November 24, 2015, by Adrian Marinescu
A human factors study on helicopter pilot performance
With very few exceptions, going to the office is mostly a dull experience acceleration wise. That is until one day when instead of taking the usual bus to work you get on a plane to Aberdeen, and instead of sitting on the usual three-degrees-of-freedom office chair you find yourself in a six-degrees-of-freedom full Airbus Helicopters H225 flight simulator (Figure 1, Figure 2).
On the otherwise usual days, as part of my PhD, I study people’s physiological reaction to various levels of mental demand and the impact on their performance, with the aviation industry being the main application of my research. However my industrial sponsor, Airbus, offered me the unique opportunity of joining them on an important study. The main aim of the study was to learn more about deploying the physiological monitoring techniques for pilots, that Airbus and I are using as part of our research, to an environment as similar as possible to the real one.
We spent one week at Airbus Helicopters in Aberdeen, each day performing measurements and observations on training pilots; the physiological monitoring consisted of collecting data on heart rate, breathing rate, pupil diameter variation and facial thermography (Figure 3). Setting up some of the devices, especially the thermal camera, presented both challenges and valuable lessons for the future.
The most exciting part of the study was joining the pilots on the jump seat and going through their training, experiencing the most unlikely failures that could occur during flight, all of them in different combinations: engine failure, double engine failure, engine fire, tail rotor cable failure, gearbox failure, autopilot failure and all instrumentation failure at night and in low visibility. Most of the scenarios, after going through the diagnosis stage and discussing the best practices for dealing with the event, ended up with performing autorotations (maneuver for landing a helicopter without the use of engine power, relying only on the flow of air through the blades) and sometimes ditching the helicopter in the sea, both options being bumpy to say the least.
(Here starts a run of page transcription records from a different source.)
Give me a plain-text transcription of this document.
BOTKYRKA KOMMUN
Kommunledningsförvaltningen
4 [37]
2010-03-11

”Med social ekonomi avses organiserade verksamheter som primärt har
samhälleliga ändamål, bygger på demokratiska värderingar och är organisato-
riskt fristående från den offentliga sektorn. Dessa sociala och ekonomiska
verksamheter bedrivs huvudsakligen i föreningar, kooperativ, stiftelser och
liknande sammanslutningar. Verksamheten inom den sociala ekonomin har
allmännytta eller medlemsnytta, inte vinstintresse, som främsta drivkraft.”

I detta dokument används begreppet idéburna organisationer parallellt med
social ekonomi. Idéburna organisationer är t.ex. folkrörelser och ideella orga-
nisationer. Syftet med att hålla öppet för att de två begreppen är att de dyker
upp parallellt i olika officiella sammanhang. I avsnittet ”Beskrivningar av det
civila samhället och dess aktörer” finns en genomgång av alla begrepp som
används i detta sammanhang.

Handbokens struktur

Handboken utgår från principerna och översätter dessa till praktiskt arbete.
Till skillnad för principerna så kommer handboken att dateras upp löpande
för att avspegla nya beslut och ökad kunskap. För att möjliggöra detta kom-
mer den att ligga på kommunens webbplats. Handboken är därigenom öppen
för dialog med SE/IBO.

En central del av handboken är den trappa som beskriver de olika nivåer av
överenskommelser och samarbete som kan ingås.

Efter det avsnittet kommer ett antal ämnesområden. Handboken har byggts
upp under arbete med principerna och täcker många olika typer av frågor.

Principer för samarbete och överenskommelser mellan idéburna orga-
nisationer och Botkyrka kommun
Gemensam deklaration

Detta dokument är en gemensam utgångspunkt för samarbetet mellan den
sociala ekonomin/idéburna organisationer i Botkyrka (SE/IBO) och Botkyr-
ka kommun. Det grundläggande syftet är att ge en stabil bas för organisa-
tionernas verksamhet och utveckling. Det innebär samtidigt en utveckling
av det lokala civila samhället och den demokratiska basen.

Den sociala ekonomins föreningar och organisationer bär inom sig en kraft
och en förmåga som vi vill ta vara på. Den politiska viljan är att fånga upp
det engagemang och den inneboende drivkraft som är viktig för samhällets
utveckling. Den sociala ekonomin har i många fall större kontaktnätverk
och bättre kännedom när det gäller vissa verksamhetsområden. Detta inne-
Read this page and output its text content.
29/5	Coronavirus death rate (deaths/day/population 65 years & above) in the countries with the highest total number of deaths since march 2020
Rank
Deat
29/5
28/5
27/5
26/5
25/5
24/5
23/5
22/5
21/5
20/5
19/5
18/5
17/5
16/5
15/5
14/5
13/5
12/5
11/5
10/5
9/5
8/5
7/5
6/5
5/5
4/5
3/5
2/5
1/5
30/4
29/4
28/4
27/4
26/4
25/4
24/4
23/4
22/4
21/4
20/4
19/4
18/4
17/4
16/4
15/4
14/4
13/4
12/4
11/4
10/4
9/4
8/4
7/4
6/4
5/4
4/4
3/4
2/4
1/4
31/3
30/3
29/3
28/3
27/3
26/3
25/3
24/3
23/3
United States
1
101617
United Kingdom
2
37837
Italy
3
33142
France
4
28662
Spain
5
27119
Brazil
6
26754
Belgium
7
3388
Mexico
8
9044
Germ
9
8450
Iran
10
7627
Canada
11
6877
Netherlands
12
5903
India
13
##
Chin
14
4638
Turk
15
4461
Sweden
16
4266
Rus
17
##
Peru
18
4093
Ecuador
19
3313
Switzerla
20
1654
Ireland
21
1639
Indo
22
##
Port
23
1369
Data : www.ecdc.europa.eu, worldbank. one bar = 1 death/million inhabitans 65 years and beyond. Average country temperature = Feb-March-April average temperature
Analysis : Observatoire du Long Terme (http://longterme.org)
One of the most impressive things that I had the opportunity of observing is the crucial role of communication between the pilots and the need to achieve a high level of trust as some very demanding situations require the sharing of responsibility and fully relying on the other person. Communication is sometimes mediated through procedures and best practices, whilst as for trust it probably requires some more work.
Even though I do not usually fly on helicopters, it was extremely comforting to see the thorough training that the pilots go through and the ability they have to take split second decisions and perform seemingly impossible landings.
After one week of taking part in simulated flights, I was back to my usual office, missing the excitement of emergency situations but happy to be on stable ground.